Somut olayda mahkemece, kısa kararın verildiği 30.09.2010 tarihli duruşma tutanağında “davacıdan tahsil edilen 1.712,48-TL’nin dava tarihinden, 560.71-TL nin 23/12/2008 tarihinden itibaren işleyecek ticari faizi ile 2011/3333-19563
birlikte davalıdan alınarak davacıya verilmesine” denilmekle, davacının ticari faiz isteminin kabulüne karar verilmiş olup, hüküm böylece tefhim edilmesine rağmen, aynı tarihi taşıyan gerekçeli kararda; “davacıdan tahsil edilen 1.712,48-TL’nin dava tarihinden, 560.71-TL nin 23/12/2008 tarihinden itibaren işleyecek yasal faizi ile birlikte davalıdan alınarak davacıya verilmesine” şeklinde hüküm kurulmuş ve faizin türü konusunda farklı bir karar verilerek duruşma tutanağına geçirilen kısa karar ile gerekçeli karar arasında aykırılık yaratılmıştır. 10.4.1992 tarih ve 1991/7 esas, 1992/4 karar sayılı Yargıtay İçtihadı Birleştirme Kararına göre HUMK.nun 382, 388, 389 ve 428 maddeleri hükmü gereğince kısa kararla gerekçeli kararın çelişkili olması bozma nedeni olup, bu durumda mahkemece, anılan İçtihadı Birleştirme Kararında da belirtildiği gibi bozmadan önceki verdiği kararla bağlı olmaksızın, ancak aradaki çelişkiyi giderecek şekilde yeniden karar verilebilmesi için hükmün bozulmasına karar vermek gerekmiştir.
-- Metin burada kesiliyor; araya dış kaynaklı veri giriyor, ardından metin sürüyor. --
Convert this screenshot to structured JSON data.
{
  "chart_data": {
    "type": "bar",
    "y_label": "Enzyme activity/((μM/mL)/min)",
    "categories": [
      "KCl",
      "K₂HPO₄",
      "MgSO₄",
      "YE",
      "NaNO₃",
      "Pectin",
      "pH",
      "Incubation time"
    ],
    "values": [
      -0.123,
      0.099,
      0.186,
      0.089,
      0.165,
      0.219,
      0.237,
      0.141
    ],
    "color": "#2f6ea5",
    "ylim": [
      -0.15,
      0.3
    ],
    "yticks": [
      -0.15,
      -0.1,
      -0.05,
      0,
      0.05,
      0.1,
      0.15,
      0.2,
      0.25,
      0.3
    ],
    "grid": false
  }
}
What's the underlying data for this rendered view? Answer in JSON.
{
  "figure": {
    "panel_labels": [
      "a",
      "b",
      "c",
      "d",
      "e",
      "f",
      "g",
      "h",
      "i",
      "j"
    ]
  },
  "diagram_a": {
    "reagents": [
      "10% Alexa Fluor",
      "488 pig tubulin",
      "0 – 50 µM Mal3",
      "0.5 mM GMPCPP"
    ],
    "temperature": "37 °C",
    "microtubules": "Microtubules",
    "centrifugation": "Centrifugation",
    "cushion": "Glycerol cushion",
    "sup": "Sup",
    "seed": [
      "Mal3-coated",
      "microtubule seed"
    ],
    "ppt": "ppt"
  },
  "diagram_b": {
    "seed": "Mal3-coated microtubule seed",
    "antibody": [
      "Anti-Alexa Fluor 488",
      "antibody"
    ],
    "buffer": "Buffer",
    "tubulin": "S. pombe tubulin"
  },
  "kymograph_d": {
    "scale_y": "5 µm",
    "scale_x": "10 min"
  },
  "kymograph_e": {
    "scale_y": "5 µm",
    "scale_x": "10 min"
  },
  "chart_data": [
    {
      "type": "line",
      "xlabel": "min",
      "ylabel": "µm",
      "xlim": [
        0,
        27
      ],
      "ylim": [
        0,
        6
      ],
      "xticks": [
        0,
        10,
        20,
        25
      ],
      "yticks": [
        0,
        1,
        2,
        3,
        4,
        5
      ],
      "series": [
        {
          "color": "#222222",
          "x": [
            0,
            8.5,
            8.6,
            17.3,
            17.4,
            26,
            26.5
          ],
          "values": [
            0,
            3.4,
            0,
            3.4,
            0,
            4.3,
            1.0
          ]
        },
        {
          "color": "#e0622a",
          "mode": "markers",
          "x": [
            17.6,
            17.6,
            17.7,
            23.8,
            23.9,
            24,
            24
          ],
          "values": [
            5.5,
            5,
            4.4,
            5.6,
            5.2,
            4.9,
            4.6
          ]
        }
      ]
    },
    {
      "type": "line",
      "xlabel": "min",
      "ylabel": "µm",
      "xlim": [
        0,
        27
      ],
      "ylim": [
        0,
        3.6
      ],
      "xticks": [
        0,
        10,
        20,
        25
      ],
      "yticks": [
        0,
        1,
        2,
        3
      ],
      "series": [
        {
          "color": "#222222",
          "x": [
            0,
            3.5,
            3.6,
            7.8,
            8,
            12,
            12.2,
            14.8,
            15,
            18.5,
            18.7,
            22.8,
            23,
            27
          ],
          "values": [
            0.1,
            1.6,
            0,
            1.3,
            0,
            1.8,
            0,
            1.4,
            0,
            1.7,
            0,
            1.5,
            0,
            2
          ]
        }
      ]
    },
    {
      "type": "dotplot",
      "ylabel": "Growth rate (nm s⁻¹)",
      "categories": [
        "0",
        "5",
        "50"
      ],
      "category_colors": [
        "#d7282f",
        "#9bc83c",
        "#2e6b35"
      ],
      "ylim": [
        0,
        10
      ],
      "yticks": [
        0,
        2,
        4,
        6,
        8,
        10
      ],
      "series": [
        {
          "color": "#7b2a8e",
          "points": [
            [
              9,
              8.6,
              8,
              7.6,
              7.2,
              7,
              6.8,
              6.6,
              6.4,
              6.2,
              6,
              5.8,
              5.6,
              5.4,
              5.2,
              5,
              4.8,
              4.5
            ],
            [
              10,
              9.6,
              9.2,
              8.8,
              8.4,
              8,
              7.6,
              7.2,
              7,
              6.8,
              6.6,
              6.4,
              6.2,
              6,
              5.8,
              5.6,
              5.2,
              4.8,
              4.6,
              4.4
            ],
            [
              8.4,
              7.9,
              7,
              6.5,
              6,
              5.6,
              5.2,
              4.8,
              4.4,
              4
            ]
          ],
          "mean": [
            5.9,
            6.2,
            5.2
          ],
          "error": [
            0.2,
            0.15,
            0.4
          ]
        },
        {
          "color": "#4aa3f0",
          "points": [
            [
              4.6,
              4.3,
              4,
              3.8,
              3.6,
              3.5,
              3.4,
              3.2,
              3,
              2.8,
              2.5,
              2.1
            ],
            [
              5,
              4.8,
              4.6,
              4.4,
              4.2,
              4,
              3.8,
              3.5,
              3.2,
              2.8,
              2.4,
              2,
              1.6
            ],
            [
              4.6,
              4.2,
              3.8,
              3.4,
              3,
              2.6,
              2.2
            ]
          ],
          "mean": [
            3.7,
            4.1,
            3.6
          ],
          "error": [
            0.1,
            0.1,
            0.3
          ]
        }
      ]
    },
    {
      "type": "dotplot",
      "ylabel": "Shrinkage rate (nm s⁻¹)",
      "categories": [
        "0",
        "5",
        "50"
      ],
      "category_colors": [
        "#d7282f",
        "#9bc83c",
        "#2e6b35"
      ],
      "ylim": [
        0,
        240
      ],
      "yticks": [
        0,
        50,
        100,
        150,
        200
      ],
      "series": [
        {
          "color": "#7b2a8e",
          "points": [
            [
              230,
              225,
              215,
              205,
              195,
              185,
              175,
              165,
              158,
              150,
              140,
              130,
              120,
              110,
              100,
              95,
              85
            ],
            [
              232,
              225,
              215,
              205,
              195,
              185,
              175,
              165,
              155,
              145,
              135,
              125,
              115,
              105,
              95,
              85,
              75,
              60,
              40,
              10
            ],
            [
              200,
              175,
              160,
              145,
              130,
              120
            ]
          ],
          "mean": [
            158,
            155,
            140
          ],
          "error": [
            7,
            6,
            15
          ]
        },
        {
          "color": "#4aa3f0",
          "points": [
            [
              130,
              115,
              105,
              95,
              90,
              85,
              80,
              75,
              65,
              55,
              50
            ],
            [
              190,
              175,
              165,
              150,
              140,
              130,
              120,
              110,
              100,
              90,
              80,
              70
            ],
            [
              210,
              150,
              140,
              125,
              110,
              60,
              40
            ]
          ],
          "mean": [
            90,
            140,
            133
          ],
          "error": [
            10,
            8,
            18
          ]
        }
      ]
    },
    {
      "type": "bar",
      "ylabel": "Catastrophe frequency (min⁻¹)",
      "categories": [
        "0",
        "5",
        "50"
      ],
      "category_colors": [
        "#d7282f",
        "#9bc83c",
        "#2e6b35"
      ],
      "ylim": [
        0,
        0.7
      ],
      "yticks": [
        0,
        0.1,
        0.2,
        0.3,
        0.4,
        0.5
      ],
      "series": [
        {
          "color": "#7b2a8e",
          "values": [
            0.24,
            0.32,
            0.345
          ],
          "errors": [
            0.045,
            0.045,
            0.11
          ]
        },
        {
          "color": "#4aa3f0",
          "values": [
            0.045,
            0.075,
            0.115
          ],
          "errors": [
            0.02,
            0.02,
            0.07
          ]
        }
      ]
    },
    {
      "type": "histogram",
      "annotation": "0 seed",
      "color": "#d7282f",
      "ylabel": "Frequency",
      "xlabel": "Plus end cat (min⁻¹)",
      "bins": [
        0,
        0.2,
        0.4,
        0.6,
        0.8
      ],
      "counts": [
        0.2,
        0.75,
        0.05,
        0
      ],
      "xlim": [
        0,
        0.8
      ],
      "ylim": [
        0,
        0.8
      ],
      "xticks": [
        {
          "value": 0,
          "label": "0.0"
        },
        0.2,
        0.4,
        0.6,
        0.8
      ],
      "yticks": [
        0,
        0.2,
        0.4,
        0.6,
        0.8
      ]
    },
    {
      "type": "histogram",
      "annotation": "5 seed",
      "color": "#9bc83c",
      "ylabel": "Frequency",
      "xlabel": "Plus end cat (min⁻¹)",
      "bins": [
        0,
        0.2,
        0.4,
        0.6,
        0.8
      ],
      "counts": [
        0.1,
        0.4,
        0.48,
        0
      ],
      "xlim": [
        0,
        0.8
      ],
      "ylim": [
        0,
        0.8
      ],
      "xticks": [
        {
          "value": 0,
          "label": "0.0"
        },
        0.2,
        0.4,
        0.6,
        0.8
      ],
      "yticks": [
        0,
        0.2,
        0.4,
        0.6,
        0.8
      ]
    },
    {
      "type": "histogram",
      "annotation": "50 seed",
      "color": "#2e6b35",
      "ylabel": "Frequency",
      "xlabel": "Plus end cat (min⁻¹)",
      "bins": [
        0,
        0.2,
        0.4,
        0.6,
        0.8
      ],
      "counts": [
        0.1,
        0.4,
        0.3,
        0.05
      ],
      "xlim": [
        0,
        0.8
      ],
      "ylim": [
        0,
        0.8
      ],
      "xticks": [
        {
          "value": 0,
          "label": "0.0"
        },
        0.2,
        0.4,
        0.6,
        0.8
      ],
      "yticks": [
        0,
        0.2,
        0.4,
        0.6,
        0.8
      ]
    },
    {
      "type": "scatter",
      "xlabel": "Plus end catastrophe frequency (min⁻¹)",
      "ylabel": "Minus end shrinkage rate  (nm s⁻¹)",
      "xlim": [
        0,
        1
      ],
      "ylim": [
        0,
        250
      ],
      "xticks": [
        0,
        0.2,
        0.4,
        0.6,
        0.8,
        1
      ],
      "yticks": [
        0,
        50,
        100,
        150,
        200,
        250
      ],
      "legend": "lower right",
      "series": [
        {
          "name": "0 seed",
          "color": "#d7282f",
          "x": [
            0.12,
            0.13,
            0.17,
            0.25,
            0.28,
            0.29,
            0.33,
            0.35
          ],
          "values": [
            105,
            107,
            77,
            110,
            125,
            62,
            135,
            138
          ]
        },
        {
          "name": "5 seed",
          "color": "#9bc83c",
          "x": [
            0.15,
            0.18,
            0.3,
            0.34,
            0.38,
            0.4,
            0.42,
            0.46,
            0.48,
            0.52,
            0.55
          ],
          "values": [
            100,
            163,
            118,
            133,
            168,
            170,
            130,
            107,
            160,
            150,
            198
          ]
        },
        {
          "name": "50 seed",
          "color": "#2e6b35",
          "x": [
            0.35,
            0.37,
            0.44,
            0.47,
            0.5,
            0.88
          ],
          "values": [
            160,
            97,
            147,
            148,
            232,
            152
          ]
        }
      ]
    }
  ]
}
2-Bozma nedenine göre tarafların sair temyiz itirazlarının incelenmesine şimdilik gerek görülmemiştir.
SONUÇ: Yukarıda (1) nolu bentte açıklanan nedenle hükmün BOZULMASINA, (2) nolu bentte açıklanan nedenle tarafların diğer temyiz itirazlarının incelenmesine şimdilik yer olmadığına, 825,00 TL duruşma avukatlık parasının karşılıklı alınarak birbirlerine ödenmesine, peşin alınan harcın istek halinde davalıya iadesine, 19.12.2011 gününde oybirliğiyle karar verildi.